The cause of the pornographer's pique is the HTC Vivid, a new 4.5-inch Android smartphone featuring a 1.2GHz dual-core Snapdragon processor with 1GB of RAM and 16GB of storage.
While most smartphone legal tussling comes courtesy of patent disputes - with software giant Microsoft claiming to receive royalties on over half of all Android devices sold, despite having had no input whatsoever into the creation of Google's flagship mobile platform - it's the naming convention that's the cause of the company's troubles this time around.
Vivid, it seems - and, if pushed, we deny all prior knowledge of this fact - is also the name of a company which produces a surprisingly large quantity of adult entertainment.
Despite little in Vivid Entertainment's output being 4.5 inches in size, the company is arguing that the use of the word 'vivid' by HTC in the naming of its device represents a potential cause for confusion, leading the company to send a cease and desist letter to HTC demanding that it stops all sales and marketing activity surrounding the device until the name is changed.
This isn't the first time that HTC has found itself in hot water over a name: having failed to search for clashes in all its international markets, it was forced to rename the HTC ChaCha in Spain to the HTC ChaChaCha.
It's hard to see Vivid Entertainment succeeding with this claim, however: while it can certainly prove prior use of the name, and it holds a trademark therein, the two companies are in vastly different businesses.
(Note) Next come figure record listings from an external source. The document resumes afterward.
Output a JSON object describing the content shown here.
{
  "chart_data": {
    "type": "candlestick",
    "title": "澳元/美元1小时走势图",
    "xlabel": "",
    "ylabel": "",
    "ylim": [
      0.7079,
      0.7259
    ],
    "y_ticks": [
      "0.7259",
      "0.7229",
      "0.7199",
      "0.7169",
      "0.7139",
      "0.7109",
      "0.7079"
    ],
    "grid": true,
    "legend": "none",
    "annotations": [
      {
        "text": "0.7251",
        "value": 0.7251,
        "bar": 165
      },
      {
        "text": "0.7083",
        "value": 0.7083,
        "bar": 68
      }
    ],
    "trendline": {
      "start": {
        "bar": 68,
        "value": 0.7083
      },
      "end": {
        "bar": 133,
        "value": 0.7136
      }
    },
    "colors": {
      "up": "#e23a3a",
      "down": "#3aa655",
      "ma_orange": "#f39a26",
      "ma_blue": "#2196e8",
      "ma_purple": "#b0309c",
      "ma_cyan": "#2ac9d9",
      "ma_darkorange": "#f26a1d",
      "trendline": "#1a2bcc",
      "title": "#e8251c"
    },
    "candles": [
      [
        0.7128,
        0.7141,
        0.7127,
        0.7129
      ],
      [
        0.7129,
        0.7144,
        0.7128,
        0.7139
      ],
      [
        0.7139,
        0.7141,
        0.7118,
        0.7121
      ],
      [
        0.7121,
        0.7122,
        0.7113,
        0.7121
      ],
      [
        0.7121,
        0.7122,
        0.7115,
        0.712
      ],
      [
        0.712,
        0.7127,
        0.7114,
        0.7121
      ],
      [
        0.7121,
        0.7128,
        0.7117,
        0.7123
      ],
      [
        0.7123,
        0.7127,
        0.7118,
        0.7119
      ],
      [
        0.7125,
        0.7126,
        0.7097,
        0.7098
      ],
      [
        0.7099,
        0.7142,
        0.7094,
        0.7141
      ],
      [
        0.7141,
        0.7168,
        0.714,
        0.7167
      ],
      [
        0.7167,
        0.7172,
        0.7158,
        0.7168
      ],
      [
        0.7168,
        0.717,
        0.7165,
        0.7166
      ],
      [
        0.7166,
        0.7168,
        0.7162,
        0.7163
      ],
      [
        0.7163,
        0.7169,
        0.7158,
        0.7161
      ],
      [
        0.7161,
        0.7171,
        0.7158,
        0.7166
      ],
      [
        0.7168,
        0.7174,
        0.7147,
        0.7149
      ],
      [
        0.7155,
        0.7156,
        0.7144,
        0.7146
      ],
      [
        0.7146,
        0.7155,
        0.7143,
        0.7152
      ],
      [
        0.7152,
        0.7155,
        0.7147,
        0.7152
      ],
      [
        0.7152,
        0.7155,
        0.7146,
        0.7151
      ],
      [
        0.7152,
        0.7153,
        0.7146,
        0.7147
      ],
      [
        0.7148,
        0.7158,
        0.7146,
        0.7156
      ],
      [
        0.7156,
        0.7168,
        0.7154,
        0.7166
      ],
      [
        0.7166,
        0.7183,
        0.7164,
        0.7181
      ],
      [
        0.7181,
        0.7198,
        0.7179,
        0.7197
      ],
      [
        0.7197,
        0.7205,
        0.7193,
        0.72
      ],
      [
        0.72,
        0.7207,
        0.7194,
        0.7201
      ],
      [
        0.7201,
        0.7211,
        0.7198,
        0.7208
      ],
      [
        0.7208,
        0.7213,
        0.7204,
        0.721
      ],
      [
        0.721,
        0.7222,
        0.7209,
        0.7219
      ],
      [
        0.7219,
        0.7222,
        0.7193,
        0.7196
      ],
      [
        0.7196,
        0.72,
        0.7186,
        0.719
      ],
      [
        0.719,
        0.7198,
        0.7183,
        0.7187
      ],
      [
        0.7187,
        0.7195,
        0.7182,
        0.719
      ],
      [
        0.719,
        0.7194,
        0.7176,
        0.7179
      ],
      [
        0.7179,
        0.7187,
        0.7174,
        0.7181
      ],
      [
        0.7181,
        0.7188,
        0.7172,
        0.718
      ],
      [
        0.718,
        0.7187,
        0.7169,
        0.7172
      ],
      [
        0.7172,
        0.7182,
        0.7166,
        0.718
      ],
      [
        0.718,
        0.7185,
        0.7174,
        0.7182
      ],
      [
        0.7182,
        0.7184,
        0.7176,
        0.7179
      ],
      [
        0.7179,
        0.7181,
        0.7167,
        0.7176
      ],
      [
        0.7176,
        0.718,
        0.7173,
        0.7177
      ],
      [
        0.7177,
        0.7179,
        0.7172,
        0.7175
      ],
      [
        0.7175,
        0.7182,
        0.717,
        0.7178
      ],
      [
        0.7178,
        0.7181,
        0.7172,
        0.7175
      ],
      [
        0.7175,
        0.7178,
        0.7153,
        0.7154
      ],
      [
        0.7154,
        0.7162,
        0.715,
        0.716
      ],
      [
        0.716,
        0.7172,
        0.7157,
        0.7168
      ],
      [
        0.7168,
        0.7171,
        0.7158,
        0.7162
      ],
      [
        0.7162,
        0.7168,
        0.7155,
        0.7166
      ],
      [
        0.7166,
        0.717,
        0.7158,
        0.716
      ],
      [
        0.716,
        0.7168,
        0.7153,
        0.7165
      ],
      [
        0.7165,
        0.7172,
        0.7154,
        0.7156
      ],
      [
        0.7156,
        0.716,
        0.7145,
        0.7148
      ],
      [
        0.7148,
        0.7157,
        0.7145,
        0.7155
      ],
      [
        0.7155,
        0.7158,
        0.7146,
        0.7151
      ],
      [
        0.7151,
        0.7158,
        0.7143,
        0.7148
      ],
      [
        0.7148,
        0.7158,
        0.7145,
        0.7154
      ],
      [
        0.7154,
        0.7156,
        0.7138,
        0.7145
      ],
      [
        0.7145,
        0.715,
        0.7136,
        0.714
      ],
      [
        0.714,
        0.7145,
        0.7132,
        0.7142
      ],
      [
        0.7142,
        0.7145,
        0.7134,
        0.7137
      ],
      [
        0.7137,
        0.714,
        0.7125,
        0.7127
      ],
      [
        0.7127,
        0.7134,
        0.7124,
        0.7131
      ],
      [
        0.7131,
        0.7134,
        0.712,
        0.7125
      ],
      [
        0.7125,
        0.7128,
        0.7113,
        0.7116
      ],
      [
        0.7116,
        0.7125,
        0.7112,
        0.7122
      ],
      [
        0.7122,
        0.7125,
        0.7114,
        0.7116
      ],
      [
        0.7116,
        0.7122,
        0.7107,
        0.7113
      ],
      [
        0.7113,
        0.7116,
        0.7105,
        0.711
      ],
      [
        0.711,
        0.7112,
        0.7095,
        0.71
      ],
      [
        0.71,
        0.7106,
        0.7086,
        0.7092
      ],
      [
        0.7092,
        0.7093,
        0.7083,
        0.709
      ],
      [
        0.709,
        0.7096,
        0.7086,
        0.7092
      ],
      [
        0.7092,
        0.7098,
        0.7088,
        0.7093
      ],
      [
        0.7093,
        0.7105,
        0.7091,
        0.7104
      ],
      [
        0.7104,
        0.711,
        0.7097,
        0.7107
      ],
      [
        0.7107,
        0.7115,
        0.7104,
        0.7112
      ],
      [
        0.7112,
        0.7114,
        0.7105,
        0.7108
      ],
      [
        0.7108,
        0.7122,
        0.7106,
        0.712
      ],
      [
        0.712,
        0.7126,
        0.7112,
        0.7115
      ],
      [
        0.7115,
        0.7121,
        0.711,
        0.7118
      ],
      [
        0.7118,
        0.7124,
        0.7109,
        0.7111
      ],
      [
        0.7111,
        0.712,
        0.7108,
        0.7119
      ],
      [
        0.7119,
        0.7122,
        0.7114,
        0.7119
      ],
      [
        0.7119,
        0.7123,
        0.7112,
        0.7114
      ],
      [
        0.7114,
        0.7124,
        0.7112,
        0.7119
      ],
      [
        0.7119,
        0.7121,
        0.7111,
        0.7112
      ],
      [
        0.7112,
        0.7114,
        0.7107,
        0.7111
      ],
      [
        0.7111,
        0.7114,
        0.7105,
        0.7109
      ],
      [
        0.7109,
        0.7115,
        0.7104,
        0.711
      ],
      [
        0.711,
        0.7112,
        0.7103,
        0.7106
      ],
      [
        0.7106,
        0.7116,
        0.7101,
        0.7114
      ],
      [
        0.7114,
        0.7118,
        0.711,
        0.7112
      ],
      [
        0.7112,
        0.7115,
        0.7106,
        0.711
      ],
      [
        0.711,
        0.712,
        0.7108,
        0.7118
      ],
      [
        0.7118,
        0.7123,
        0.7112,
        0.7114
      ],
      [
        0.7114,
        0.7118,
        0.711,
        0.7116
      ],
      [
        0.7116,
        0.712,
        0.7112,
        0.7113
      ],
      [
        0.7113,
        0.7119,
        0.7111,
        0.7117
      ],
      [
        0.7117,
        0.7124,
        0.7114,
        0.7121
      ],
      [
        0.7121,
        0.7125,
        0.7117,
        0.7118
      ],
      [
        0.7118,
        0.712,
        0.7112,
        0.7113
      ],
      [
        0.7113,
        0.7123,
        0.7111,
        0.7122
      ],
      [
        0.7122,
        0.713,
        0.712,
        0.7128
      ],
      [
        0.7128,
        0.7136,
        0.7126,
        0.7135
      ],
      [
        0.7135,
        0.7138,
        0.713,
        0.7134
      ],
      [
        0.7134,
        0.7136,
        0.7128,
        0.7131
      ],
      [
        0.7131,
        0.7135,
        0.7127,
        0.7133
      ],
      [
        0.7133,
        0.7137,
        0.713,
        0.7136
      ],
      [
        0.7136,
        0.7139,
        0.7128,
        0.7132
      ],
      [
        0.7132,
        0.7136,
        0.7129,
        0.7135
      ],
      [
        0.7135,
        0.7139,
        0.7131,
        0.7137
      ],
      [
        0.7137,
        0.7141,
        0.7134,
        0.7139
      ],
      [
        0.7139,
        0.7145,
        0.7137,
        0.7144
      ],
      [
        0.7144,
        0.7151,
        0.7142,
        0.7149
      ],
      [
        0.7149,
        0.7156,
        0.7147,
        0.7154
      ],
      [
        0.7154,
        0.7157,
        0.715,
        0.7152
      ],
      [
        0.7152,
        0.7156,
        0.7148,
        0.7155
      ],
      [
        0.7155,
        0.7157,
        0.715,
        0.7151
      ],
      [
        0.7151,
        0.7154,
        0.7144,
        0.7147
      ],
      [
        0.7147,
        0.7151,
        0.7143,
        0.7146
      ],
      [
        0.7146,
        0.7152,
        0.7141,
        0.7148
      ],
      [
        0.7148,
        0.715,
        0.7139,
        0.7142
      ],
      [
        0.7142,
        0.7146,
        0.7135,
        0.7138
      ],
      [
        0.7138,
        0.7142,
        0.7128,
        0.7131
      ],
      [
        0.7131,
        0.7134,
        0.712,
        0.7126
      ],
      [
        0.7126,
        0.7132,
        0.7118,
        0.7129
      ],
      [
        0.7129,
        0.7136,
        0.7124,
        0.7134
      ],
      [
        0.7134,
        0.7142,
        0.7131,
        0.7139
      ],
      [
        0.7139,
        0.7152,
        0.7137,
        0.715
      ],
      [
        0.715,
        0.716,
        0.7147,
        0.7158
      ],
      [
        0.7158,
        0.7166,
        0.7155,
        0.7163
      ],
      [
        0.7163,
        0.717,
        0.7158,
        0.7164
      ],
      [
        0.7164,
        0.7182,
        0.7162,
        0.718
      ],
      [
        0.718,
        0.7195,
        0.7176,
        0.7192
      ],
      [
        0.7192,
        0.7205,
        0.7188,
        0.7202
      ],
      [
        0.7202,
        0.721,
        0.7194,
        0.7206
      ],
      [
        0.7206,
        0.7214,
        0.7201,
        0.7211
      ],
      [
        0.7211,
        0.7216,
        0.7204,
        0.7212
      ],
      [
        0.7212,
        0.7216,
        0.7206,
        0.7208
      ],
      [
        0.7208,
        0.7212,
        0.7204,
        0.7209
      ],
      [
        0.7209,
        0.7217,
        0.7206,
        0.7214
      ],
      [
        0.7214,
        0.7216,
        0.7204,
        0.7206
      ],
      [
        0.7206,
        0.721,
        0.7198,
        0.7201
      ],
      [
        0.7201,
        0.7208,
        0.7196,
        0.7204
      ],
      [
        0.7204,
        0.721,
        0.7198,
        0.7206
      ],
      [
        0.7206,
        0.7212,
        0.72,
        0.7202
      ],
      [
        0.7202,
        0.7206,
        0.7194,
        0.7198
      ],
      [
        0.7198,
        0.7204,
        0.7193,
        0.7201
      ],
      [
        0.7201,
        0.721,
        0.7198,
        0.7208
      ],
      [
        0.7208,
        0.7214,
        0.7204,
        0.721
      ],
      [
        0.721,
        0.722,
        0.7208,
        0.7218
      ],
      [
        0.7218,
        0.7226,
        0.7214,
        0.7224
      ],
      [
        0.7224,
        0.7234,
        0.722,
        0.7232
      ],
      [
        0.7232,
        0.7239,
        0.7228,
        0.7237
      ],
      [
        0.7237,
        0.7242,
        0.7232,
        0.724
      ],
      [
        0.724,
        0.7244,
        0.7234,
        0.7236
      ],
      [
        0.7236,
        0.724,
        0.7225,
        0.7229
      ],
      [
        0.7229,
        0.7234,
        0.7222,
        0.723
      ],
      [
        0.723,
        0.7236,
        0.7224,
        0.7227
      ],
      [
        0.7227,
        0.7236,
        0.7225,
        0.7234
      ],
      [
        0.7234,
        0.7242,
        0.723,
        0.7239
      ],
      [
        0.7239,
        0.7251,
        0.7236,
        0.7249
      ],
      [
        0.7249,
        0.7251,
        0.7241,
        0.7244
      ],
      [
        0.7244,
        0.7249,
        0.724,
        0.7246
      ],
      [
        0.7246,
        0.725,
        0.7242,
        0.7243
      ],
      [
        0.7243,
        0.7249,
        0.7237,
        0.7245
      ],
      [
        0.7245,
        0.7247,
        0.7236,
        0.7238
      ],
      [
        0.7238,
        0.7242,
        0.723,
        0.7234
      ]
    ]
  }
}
Unless and until Vivid launches a porn-themed smartphone of its own - or until HTC bundles a few grumble flicks on its handsets - it's almost impossible that anyone would confuse the two.
Responding to a request for comment from The Verge, a spokesperson from HTC's US arm confirmed receipt of the cease and desist letter. "We are reviewing the complaint," the spokesperson added, "and don't expect to have any further comment until it is resolved."